In this example, I've place all "outside" functions into a file called foreign.js.

This is a form of fractal eliding. The code is needed to satisfy the JavaScript compiler, but its implementation is uninteresting at the DI layer.

It is the Architect's responsibility to make the design clear and understandable to readers.

In this example, there is but one foreign function — gen().

I chose to put the gen() function into a separate file and to call it from the glue specification. Other Architects might choose to do this differently.

IMO, the gen() function contains implementation details and, IMO, such details must be pushed out of the specification and elided.

Efficiency

The glue tool is used only by the grammar programmer.

As such, glue is used infrequently in the programmer's workflow.

As such, efficiency of glue is not a major issue.

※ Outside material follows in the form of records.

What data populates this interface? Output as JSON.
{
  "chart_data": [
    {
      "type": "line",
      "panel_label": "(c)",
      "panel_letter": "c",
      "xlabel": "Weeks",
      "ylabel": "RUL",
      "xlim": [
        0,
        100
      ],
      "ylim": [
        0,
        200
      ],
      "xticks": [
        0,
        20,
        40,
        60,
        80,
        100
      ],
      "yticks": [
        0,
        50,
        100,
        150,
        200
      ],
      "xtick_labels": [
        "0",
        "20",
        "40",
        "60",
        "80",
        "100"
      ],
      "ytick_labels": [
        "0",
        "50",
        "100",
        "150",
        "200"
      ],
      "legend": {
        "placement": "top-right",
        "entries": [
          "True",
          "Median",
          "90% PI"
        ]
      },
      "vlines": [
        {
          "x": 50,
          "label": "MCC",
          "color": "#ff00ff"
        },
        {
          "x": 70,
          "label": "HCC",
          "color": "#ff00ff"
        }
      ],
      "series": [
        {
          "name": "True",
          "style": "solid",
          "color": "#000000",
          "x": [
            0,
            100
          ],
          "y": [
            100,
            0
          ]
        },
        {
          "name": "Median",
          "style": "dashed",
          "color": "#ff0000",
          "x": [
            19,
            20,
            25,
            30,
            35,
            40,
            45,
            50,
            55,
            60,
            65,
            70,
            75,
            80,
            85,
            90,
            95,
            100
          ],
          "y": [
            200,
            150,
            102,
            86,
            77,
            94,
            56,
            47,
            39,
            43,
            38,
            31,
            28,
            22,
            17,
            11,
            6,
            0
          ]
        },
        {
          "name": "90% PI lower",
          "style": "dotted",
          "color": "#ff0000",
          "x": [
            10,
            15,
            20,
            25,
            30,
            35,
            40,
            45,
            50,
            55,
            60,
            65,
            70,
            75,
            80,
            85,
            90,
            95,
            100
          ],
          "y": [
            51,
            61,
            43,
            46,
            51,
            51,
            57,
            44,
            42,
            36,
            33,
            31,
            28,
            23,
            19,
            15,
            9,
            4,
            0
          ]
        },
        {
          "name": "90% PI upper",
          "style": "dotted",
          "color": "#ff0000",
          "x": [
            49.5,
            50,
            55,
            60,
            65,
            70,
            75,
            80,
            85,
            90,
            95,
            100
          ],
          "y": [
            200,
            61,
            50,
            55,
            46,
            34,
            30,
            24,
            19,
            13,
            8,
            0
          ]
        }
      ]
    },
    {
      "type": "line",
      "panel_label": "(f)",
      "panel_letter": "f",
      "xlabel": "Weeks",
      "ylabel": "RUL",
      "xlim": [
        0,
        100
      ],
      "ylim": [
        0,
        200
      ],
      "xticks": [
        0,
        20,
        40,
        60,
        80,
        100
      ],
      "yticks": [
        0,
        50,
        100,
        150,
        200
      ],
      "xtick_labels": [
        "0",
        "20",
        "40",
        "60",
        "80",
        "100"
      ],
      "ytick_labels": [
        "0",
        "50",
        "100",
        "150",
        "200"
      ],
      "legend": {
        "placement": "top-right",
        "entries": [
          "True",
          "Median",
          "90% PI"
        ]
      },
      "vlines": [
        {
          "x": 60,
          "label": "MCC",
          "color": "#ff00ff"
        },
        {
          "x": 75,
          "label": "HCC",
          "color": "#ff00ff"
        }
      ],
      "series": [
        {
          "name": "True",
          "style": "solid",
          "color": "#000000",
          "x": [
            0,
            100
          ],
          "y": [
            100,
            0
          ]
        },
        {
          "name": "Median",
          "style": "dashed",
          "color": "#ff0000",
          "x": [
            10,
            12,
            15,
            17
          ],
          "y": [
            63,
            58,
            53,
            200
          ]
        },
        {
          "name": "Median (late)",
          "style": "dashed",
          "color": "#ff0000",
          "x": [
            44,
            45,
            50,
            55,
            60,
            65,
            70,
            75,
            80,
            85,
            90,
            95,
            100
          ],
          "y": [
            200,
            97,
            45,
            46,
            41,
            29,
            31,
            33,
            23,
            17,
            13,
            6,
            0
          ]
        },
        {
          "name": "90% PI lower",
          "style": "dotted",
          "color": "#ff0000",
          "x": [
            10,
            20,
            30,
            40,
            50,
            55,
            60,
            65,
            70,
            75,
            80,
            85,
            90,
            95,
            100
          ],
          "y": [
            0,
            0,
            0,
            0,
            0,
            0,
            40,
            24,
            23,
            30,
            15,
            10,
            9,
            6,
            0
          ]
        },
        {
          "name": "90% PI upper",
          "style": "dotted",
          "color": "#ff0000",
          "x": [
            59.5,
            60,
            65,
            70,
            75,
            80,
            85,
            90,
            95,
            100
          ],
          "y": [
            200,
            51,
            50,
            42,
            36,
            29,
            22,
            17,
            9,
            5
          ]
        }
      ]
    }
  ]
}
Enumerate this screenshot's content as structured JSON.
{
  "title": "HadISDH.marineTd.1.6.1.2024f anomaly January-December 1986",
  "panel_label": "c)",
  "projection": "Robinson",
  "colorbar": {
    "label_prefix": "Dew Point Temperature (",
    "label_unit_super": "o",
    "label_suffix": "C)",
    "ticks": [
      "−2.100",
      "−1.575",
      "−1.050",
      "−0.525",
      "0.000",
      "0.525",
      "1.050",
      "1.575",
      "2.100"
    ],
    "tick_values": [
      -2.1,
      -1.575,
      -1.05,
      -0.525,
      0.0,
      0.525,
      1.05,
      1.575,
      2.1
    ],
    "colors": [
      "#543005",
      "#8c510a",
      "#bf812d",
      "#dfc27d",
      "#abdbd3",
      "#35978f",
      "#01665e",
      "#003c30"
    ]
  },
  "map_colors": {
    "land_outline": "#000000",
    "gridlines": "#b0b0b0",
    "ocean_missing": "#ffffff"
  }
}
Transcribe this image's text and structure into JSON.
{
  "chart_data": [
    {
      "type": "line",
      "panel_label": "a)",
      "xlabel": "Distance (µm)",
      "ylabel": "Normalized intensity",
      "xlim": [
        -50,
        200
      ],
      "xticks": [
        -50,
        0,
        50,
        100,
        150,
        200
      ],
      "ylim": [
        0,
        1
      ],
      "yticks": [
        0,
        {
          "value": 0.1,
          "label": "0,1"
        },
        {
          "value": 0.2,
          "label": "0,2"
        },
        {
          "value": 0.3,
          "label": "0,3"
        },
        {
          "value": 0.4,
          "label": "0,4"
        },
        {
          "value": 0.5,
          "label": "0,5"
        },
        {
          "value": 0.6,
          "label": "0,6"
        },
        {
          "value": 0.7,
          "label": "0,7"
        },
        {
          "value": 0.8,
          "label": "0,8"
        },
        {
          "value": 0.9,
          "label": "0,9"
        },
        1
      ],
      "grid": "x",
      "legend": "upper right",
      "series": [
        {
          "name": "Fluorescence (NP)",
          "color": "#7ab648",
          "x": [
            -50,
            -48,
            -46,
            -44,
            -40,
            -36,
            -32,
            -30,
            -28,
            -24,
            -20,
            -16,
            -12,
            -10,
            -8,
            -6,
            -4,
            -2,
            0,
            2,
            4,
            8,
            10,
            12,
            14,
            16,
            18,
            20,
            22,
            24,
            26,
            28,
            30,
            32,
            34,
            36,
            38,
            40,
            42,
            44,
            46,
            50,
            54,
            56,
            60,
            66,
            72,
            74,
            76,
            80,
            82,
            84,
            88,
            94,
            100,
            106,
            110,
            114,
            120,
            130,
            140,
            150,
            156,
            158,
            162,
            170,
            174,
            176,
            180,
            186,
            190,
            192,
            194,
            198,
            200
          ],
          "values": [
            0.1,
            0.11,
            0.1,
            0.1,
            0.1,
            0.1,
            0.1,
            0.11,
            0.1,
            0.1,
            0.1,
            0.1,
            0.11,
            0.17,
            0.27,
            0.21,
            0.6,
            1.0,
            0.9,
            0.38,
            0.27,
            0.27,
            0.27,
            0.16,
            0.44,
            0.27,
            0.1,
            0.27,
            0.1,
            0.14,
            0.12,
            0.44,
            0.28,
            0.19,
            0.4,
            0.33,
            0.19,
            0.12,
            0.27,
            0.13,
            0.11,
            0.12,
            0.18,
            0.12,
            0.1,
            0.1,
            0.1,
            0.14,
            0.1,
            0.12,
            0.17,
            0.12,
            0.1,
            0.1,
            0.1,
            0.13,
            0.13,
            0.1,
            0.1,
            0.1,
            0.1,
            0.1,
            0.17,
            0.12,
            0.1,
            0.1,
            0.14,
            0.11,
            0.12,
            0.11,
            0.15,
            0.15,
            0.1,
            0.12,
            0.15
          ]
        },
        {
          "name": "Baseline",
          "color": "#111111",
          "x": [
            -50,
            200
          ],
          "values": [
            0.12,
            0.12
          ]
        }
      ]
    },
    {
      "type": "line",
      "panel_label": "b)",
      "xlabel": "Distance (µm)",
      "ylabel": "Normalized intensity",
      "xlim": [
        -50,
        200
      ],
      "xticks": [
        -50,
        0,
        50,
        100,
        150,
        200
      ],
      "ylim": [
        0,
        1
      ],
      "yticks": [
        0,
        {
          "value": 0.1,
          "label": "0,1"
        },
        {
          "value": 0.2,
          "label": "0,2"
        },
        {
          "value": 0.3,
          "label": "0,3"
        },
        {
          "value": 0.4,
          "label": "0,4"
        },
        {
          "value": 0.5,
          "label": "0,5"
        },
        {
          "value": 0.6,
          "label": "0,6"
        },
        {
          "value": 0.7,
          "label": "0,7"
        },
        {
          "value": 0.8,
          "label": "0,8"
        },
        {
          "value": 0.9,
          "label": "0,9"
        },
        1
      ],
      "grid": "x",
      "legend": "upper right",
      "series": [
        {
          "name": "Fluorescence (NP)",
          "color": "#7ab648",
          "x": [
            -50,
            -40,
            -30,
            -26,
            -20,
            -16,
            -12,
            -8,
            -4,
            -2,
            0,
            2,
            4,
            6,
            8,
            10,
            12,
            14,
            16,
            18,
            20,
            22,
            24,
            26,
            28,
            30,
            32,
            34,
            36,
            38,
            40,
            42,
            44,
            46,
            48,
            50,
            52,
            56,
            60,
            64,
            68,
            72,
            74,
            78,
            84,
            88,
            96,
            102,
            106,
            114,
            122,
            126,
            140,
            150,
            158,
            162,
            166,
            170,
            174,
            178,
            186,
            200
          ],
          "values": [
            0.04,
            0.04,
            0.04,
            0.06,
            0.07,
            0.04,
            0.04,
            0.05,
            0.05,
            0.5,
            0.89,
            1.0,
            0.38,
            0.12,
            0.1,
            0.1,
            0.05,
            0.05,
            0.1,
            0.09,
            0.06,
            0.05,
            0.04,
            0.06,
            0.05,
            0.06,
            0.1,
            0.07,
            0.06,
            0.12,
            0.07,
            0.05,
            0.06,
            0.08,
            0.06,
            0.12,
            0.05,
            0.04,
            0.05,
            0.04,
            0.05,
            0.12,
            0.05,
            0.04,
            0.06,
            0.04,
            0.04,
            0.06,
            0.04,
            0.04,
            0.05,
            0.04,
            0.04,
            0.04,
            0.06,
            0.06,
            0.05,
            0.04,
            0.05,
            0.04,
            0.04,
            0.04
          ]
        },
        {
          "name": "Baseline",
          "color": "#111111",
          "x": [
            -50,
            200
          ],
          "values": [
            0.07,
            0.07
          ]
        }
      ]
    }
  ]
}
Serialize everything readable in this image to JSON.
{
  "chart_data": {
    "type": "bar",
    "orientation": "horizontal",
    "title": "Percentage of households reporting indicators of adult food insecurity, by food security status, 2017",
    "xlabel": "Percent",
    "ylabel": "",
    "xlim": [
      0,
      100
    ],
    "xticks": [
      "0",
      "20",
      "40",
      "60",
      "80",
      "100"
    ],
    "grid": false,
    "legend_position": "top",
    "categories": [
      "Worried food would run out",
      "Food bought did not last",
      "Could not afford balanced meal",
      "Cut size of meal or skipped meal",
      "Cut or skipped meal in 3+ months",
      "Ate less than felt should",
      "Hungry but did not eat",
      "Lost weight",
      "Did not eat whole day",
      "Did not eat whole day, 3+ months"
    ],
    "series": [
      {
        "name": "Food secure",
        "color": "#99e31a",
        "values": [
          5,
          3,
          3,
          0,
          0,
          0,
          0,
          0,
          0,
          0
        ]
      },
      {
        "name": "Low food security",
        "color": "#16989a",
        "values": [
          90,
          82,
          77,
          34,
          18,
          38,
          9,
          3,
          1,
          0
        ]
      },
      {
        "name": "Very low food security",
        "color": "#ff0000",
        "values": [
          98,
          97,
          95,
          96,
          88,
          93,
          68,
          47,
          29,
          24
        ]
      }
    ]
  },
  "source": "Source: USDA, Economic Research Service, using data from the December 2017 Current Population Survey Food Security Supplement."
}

The only "rule" is "is it fast enough for use?".

I suspect, but haven't even bothered to measure, that the implementation of scoped dynamic variables would be considered "inefficient". I stick to the YAGNI principle — the glue tool works "fast enough" on my laptop (there is no perceived time taken by the glue tool — it appears to operate instantly with no delay — that is "good enough" and no time has been spent making it faster).

Error Handling

Glue does not check for any errors and leaves all error handling to the support language — JavaScript and Ohm-JS, in this case.

Ohm-JS does sufficient error checking (more than JavaScript).

One needs to "know" how Ohm-JS works to use the glue tool, in its present form.

Postscript - Architectural Reuse

The goal was to build something "as quickly as" building an editor macro instead of building a full-blown DSL or building a full-blown PL.

This tool would not have been built if its construction was estimated to take longer than a few hours.

SCLs based on PEG are meant to be one-use-only DSLs, like REGEXPs are in other existing languages.

The semantics of glue are quite uncomplicated. There was just enough work put in "to get the job done". I can throw glue away and build something bigger and more complicated if the situation arises.

I would retain the experience from building this tool and use this experience when building the next one. A case of Architectural Reuse instead of plain code reuse.

Using fractal-design principles, I would keep chopping a problem down into sub-components until I could implement it in whatever way I choose (using glue or ignoring glue).

[1] See "SVG to Code (1)".

[2] Don't worry if you don't understand this statement or you don't know what a PEG is.

[3] See my essay "SVG to Code"

[4] CST means Concrete Syntax Tree — basically the AST (Abstract Syntax Tree) instantiated with actual matches.

[5] In JavaScript, underscore "_" is an ordinary character, hence, _ is a variable name that is one character long.